The series of ferrocene-containing tris-β-diketonato aluminum­(III) complexes [Al­(FcCOCHCOR)₃] (R = CF₃, 1; CH₃, 2; C₆H₅, 3; and Fc = ferrocenyl = Fe­(η⁵-C₅H₅)­(η⁵-C₅H₄), 4) were synthesized and investigated structurally and electrochemically; complex 1 was subjected to cytotoxicity tests. ¹H NMR-spectroscopy distinguished between the mer and fac isomers of 2 and 3. Complex 1 existed only as the mer isomer. A single crystal X-ray crystallographic determination of the structure of a mer-isomer of Al­(FcCOCHCOCF₃)₃, 1, (Z = 4, space group P2₁2₁2₁) demonstrated extensive delocalization of all bonds which explained the pronounced electrochemically observed intramolecular communication between molecular fragments.
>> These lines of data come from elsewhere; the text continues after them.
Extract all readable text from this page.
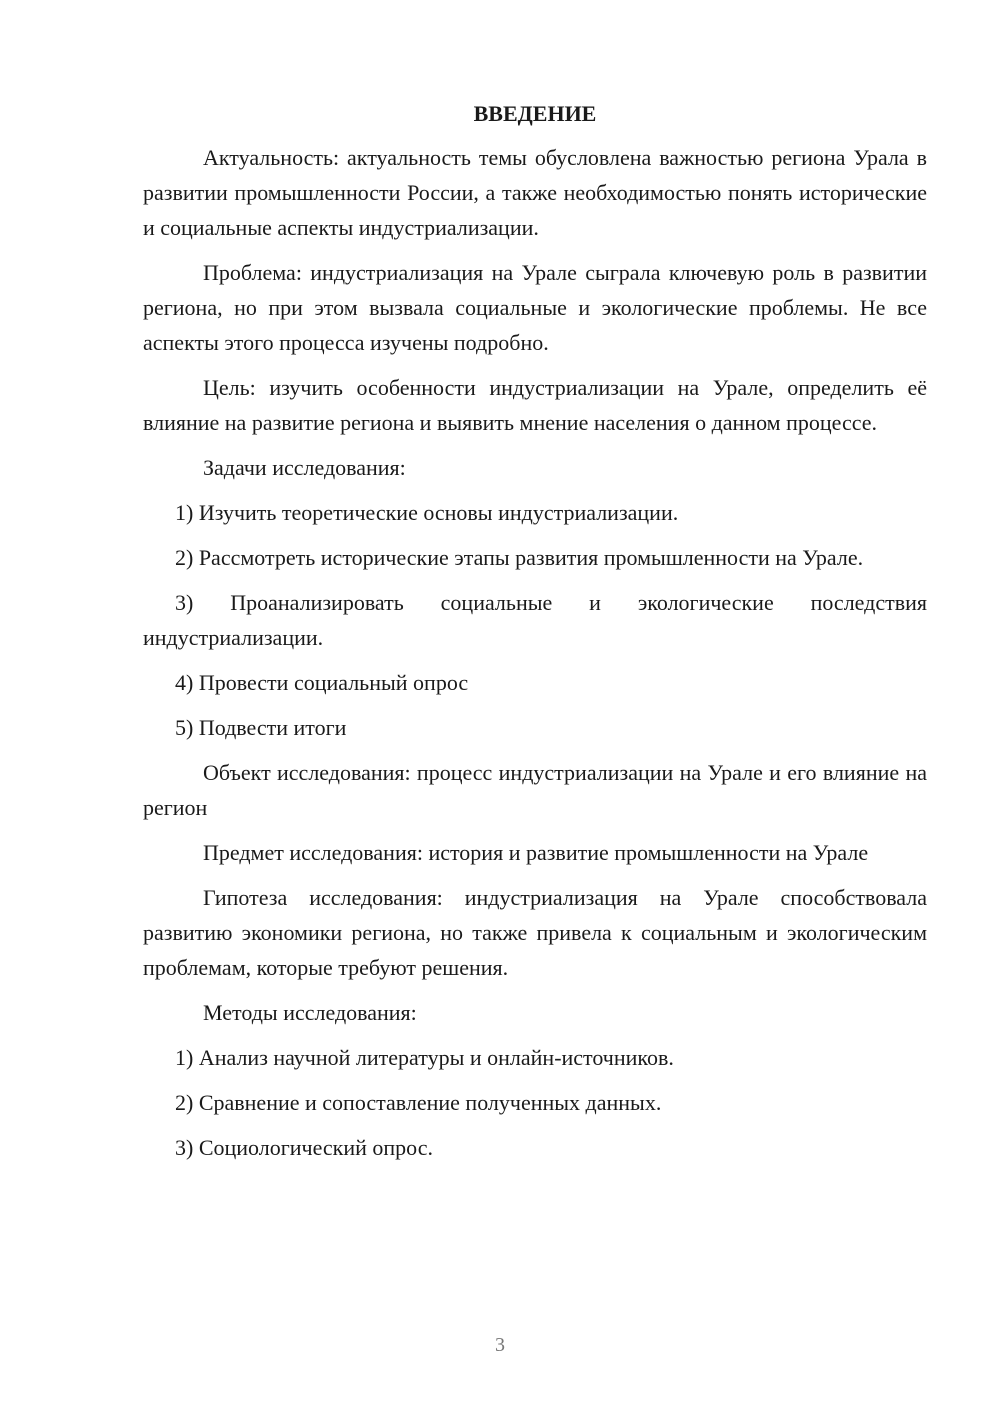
ВВЕДЕНИЕ

Актуальность: актуальность темы обусловлена важностью региона Урала в развитии промышленности России, а также необходимостью понять исторические и социальные аспекты индустриализации.

Проблема: индустриализация на Урале сыграла ключевую роль в развитии региона, но при этом вызвала социальные и экологические проблемы. Не все аспекты этого процесса изучены подробно.

Цель: изучить особенности индустриализации на Урале, определить её влияние на развитие региона и выявить мнение населения о данном процессе.

Задачи исследования:

1) Изучить теоретические основы индустриализации.

2) Рассмотреть исторические этапы развития промышленности на Урале.

3) Проанализировать социальные и экологические последствия индустриализации.

4) Провести социальный опрос

5) Подвести итоги

Объект исследования: процесс индустриализации на Урале и его влияние на регион

Предмет исследования: история и развитие промышленности на Урале

Гипотеза исследования: индустриализация на Урале способствовала развитию экономики региона, но также привела к социальным и экологическим проблемам, которые требуют решения.

Методы исследования:

1) Анализ научной литературы и онлайн-источников.

2) Сравнение и сопоставление полученных данных.

3) Социологический опрос.

3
In contrast to electrochemical studies in CH₂Cl₂/[N­(ⁿBu)₄]­[PF₆], the use of the supporting electrolyte [N­(ⁿBu)₄]­[B­(C₆F₅)₄] allowed identification of all Fc/Fc⁺ electrochemical couples by cyclic and square wave voltammetry for 1–4. For R = Fc, formal reduction potentials of the six ferrocenyl groups were found to be E°′ = 33, 123, 304, 432, 583, and 741 mV versus free ferrocene respectively. Complex 1 (IC₅₀ = 10.6 μmol dm^–3) was less cytotoxic than the free FcCOCH₂COCF₃ ligand having IC₅₀ = 6.8 μmol dm^–3 and approximately 2 orders of magnitude less toxic to human HeLa neoplastic cells than cisplatin (IC₅₀ = 0.19 μmol dm^–3).